Several years ago, I couldn’t think of anything to write about, so I spent 22 inches of valuable space lamenting the fact that I couldn’t think of a topic for my column.

I thought it was a pretty lame way to fill space, but Bill Crosier thought it was great, and I am not one to dispute him because he is one of my all-time most loyal readers.

Every Monday at Rotary he mentions something I wrote about the day before. Now that is loyalty.

And coming from one of Lake County’s all-time great police chiefs and chief deputy sheriffs (or is it chief deputies sheriff), I take his comments as compliments of the highest order.

But I digress.

Laura was saying that she has dreams that would make good columns, but by the time she wakes up she can’t remember what she was dreaming about.

I have the same problem about remembering dreams. I once put a tape recorder beside the bed, so if I woke up in the middle of a great dream that had as its topic a matter of profound national interest, I would wake up and begin dictating the column.

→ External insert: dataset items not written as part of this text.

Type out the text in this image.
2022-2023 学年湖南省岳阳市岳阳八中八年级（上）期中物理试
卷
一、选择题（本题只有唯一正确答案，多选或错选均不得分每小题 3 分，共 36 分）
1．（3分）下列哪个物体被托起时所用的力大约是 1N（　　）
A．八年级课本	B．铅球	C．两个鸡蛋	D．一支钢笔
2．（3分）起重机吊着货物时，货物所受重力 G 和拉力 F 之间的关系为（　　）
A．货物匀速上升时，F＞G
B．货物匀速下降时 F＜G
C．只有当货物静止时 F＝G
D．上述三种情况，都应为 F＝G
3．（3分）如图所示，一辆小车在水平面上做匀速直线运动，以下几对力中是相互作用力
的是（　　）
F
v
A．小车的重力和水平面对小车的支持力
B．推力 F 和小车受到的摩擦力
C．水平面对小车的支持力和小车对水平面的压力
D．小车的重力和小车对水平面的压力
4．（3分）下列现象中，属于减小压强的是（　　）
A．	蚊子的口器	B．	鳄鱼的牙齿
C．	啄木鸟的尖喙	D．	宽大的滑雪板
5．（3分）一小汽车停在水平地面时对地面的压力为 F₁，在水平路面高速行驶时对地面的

I tried this once. Do you know what you get when you play back the tape? Absolute gibberish!

The words may be filled with sound and fury, but they signify absolutely nothing.

So I told her: You must have a backlog of ideas for columns, so that you will never come up with nothing, even though that “nothing” may be something that Bill Crosier finds entertaining.

Today, although I had intended to write about something else, I will amplify my comments about making notes for future columns.

The “something else” I was planning on writing about today is the rapid, downhill decline of the Cleveland Plain Dealer since they started delivering it four days a week, expecting people to buy on newsstands the other three days, and not be unhappy about it.

I also said that I will never, but never, read a newspaper on a computer, as the PD people expect me to do.

A lot of people called to say they totally agree with that sentiment.

More than a few callers said that if The PD people think they are going to carry a computer into the bathroom to read the paper, they have another thing coming.

(I have no solutions for reading a computer in the bathroom, which seems to be the venue in which a lot of people choose to read the paper.)

And trying to work a crossword puzzle on a computer in the bathroom is preposterous. You could drop the conjugation of an entire verb into extremely cold water. And you might flush away a useful though little-known word such as “erstwhile,” which I will have more to say about next week.

As I told Laura, whenever you think of an idea for a column, write it down. Save it. Never throw it away. It might be just a single word, but it could lead to a column 22 inches long — which is my weekly goal.

I have thousands, literally thousands, of notes bearing single words to remind me of column topics. They may not be interesting to you, but at least they are interesting to me.

These notes of mine are literally everywhere. They are in my pockets, in my office here and at the college, in my car, and everywhere else I may feel the compulsion leave a note.

I shall offer but a single example. I have a note that says “Hamp.” It refers to the last CD I bought by Lionel Hampton, and it is a reminder to quit stopping at Half Price Books in Mentor every time I have a few minutes to kill, because every time I do I buy $40 worth of CDs.

Make no mistake, I love every one of them. But I’ve got to stop! That one Hamp CD sent me to my basement, rummaging for Hampton CDs I hadn’t played for a long time. I found six or eight of them.
I don’t have time for that when I have hedges to trim and weeds to pull.